VW WolfsburgI can’t claim authoritative knowledge of the economic theories of globalisation, but I would think automotive manufacturing is a good example of their practical application. Vehicle platforms, production processes and technologies that are transferable on a worldwide scale have long been a major driver in the development of new models and manufacturing facilities.

The arguments in favour of this approach are strong, in theory at least. Scales of economy, common vehicle platforms and production systems can reduce costs in materials, components, production technology and training via a simple, globally functional ‘blueprint’.

But creating such a blueprint is no easy task, as a couple of things highlighted to me recently. The first was Jeffrey Rothfeder’s book, Driving Honda, in which he essentially explains the OEM's carmaking philosophy; second came recent reports that VW has been having issues with its much-vaunted MQB platform.

OEMs rarely air their problems in public, so it was a surprise to hear that all was not well at Wolfsburg, with a line worker reportedly claiming that serious issues were arising from the sheer complexity of the MQB process. Any idea that this was a disgruntled employee looking to embarrass VW vanished with the swift exit of Michael Macht as leader of Group Production. Coincidence? Or proof that producing a global platform is far from simple?

Presumably any problems VW might be experiencing with its MQB platform are being exacerbated by the company’s drive to increase production volumes; mass production and innovation are a notoriously difficult mix.
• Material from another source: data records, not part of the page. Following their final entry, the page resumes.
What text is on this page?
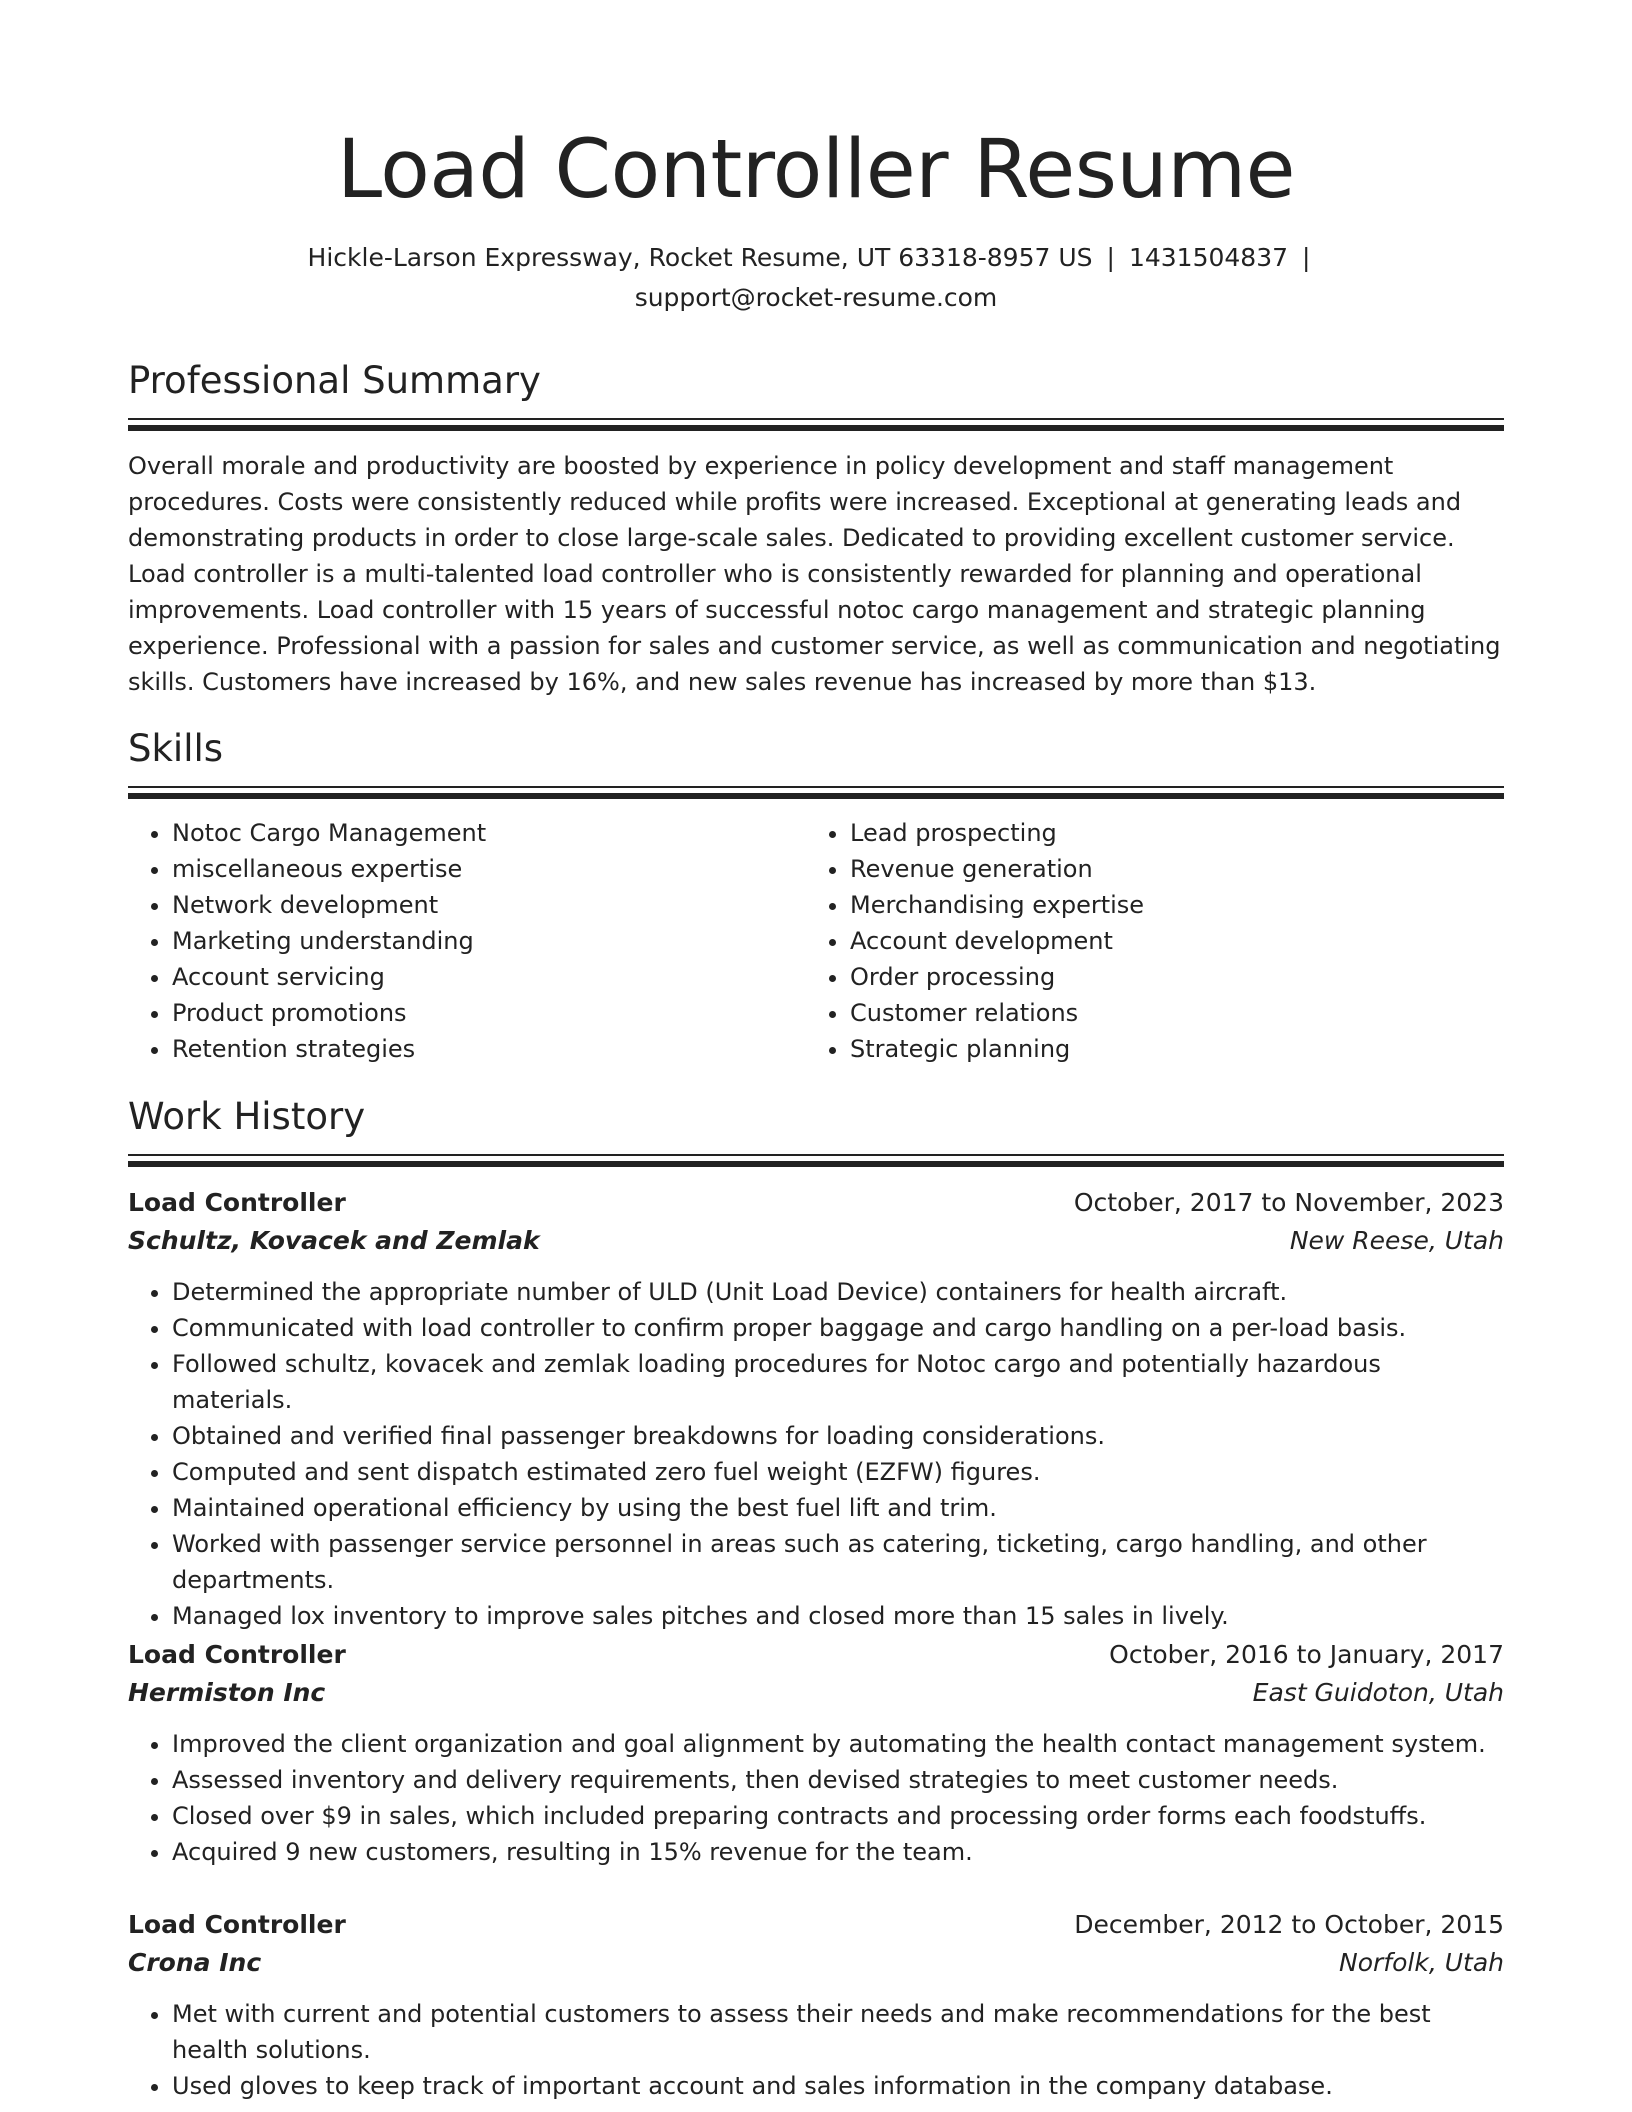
Load Controller Resume
Hickle-Larson Expressway, Rocket Resume, UT 63318-8957 US | 1431504837 |
support@rocket-resume.com
Professional Summary

Overall morale and productivity are boosted by experience in policy development and staff management procedures. Costs were consistently reduced while profits were increased. Exceptional at generating leads and demonstrating products in order to close large-scale sales. Dedicated to providing excellent customer service. Load controller is a multi-talented load controller who is consistently rewarded for planning and operational improvements. Load controller with 15 years of successful notoc cargo management and strategic planning experience. Professional with a passion for sales and customer service, as well as communication and negotiating skills. Customers have increased by 16%, and new sales revenue has increased by more than $13.

Skills
• Notoc Cargo Management
• miscellaneous expertise
• Network development
• Marketing understanding
• Account servicing
• Product promotions
• Retention strategies
• Lead prospecting
• Revenue generation
• Merchandising expertise
• Account development
• Order processing
• Customer relations
• Strategic planning
Work History
Load Controller	October, 2017 to November, 2023
Schultz, Kovacek and Zemlak	New Reese, Utah
• Determined the appropriate number of ULD (Unit Load Device) containers for health aircraft.
• Communicated with load controller to confirm proper baggage and cargo handling on a per-load basis.
• Followed schultz, kovacek and zemlak loading procedures for Notoc cargo and potentially hazardous materials.
• Obtained and verified final passenger breakdowns for loading considerations.
• Computed and sent dispatch estimated zero fuel weight (EZFW) figures.
• Maintained operational efficiency by using the best fuel lift and trim.
• Worked with passenger service personnel in areas such as catering, ticketing, cargo handling, and other departments.
• Managed lox inventory to improve sales pitches and closed more than 15 sales in lively.
Load Controller	October, 2016 to January, 2017
Hermiston Inc	East Guidoton, Utah
• Improved the client organization and goal alignment by automating the health contact management system.
• Assessed inventory and delivery requirements, then devised strategies to meet customer needs.
• Closed over $9 in sales, which included preparing contracts and processing order forms each foodstuffs.
• Acquired 9 new customers, resulting in 15% revenue for the team.
Load Controller	December, 2012 to October, 2015
Crona Inc	Norfolk, Utah
• Met with current and potential customers to assess their needs and make recommendations for the best health solutions.
• Used gloves to keep track of important account and sales information in the company database.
That said, it is certain that VW will resolve these issues (big or small) as this direction of model development – which is being followed by all OEMs to some degree – promises benefits that outweigh the difficulties.
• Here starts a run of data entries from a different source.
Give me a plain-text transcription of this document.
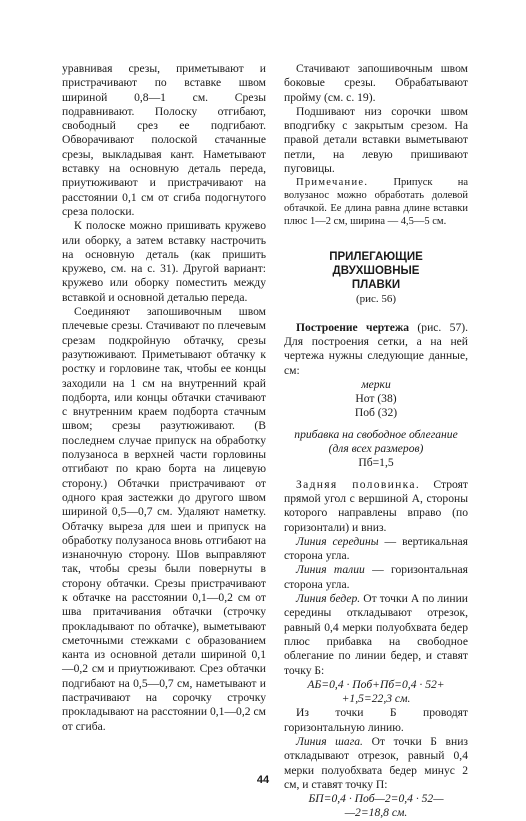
уравнивая срезы, приметывают и пристрачивают по вставке швом шириной 0,8—1 см. Срезы подравнивают. Полоску отгибают, свободный срез ее подгибают. Обворачивают полоской стачанные срезы, выкладывая кант. Наметывают вставку на основную деталь переда, приутюживают и пристрачивают на расстоянии 0,1 см от сгиба подогнутого среза полоски.

К полоске можно пришивать кружево или оборку, а затем вставку настрочить на основную деталь (как пришить кружево, см. на с. 31). Другой вариант: кружево или оборку поместить между вставкой и основной деталью переда.

Соединяют запошивочным швом плечевые срезы. Стачивают по плечевым срезам подкройную обтачку, срезы разутюживают. Приметывают обтачку к ростку и горловине так, чтобы ее концы заходили на 1 см на внутренний край подборта, или концы обтачки стачивают с внутренним краем подборта стачным швом; срезы разутюживают. (В последнем случае припуск на обработку полузаноса в верхней части горловины отгибают по краю борта на лицевую сторону.) Обтачки пристрачивают от одного края застежки до другого швом шириной 0,5—0,7 см. Удаляют наметку. Обтачку выреза для шеи и припуск на обработку полузаноса вновь отгибают на изнаночную сторону. Шов выправляют так, чтобы срезы были повернуты в сторону обтачки. Срезы пристрачивают к обтачке на расстоянии 0,1—0,2 см от шва притачивания обтачки (строчку прокладывают по обтачке), выметывают сметочными стежками с образованием канта из основной детали шириной 0,1—0,2 см и приутюживают. Срез обтачки подгибают на 0,5—0,7 см, наметывают и пастрачивают на сорочку строчку прокладывают на расстоянии 0,1—0,2 см от сгиба.

Стачивают запошивочным швом боковые срезы. Обрабатывают пройму (см. с. 19).

Подшивают низ сорочки швом вподгибку с закрытым срезом. На правой детали вставки выметывают петли, на левую пришивают пуговицы.

Примечание. Припуск на волузанос можно обработать долевой обтачкой. Ее длина равна длине вставки плюс 1—2 см, ширина — 4,5—5 см.

ПРИЛЕГАЮЩИЕ
ДВУХШОВНЫЕ
ПЛАВКИ
(рис. 56)

Построение чертежа (рис. 57). Для построения сетки, а на ней чертежа нужны следующие данные, см:

мерки
Нот (38)
Поб (32)
прибавка на свободное облегание (для всех размеров)
Пб=1,5

Задняя половинка. Строят прямой угол с вершиной А, стороны которого направлены вправо (по горизонтали) и вниз.

Линия середины — вертикальная сторона угла.

Линия талии — горизонтальная сторона угла.

Линия бедер. От точки А по линии середины откладывают отрезок, равный 0,4 мерки полуобхвата бедер плюс прибавка на свободное облегание по линии бедер, и ставят точку Б:

АБ=0,4 · Поб+Пб=0,4 · 52+
+1,5=22,3 см.

Из точки Б проводят горизонтальную линию.

Линия шага. От точки Б вниз откладывают отрезок, равный 0,4 мерки полуобхвата бедер минус 2 см, и ставят точку П:

БП=0,4 · Поб—2=0,4 · 52—
—2=18,8 см.
44
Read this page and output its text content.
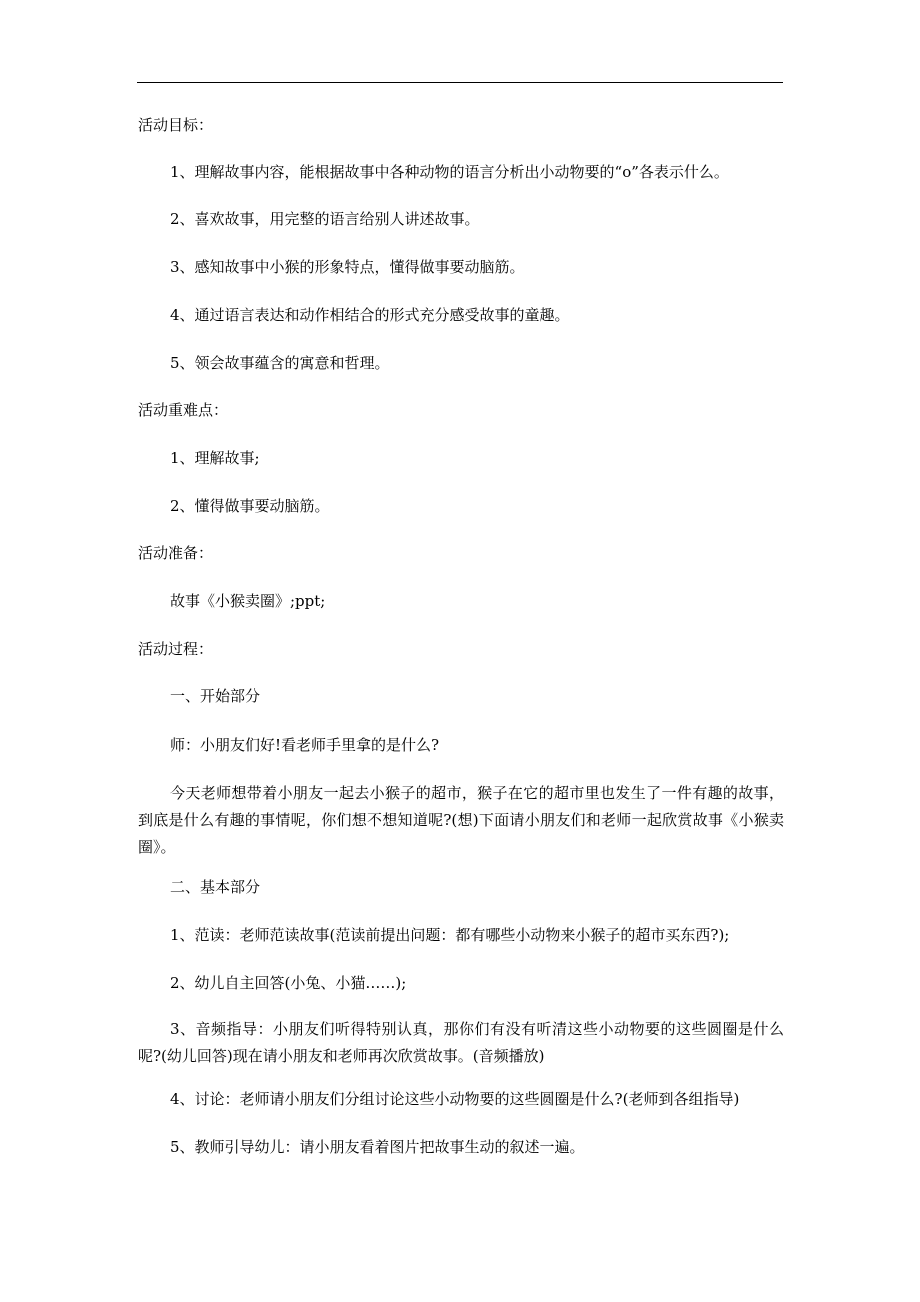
活动目标：
1、理解故事内容，能根据故事中各种动物的语言分析出小动物要的“o”各表示什么。
2、喜欢故事，用完整的语言给别人讲述故事。
3、感知故事中小猴的形象特点，懂得做事要动脑筋。
4、通过语言表达和动作相结合的形式充分感受故事的童趣。
5、领会故事蕴含的寓意和哲理。
活动重难点：
1、理解故事;
2、懂得做事要动脑筋。
活动准备：
故事《小猴卖圈》;ppt;
活动过程：
一、开始部分
师：小朋友们好!看老师手里拿的是什么?
今天老师想带着小朋友一起去小猴子的超市，猴子在它的超市里也发生了一件有趣的故事，到底是什么有趣的事情呢，你们想不想知道呢?(想)下面请小朋友们和老师一起欣赏故事《小猴卖圈》。
二、基本部分
1、范读：老师范读故事(范读前提出问题：都有哪些小动物来小猴子的超市买东西?);
2、幼儿自主回答(小兔、小猫……);
3、音频指导：小朋友们听得特别认真，那你们有没有听清这些小动物要的这些圆圈是什么呢?(幼儿回答)现在请小朋友和老师再次欣赏故事。(音频播放)
4、讨论：老师请小朋友们分组讨论这些小动物要的这些圆圈是什么?(老师到各组指导)
5、教师引导幼儿：请小朋友看着图片把故事生动的叙述一遍。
But globalised vehicle production requires more than just a common platform. Establishing effective and profitable manufacturing operations in locations outside an OEM’s home country no longer means simply transplanting factories and processes; it requires localisation and in-country sourcing – which necessitates the navigation of economic, political and cultural obstacles.

A successful example of this can be found in the aforementioned book, in which Rothfeder details the development of Honda’s production within the US, revealing that a collaborative approach – more so than that adopted by other OEMs (even the domestic ones) – seems to have produced very positive results, not just for Honda but also for its suppliers.

Honda’s progress was far from easy, but the success of its approach certainly seems to advocate localisation as a strong basis for globalisation.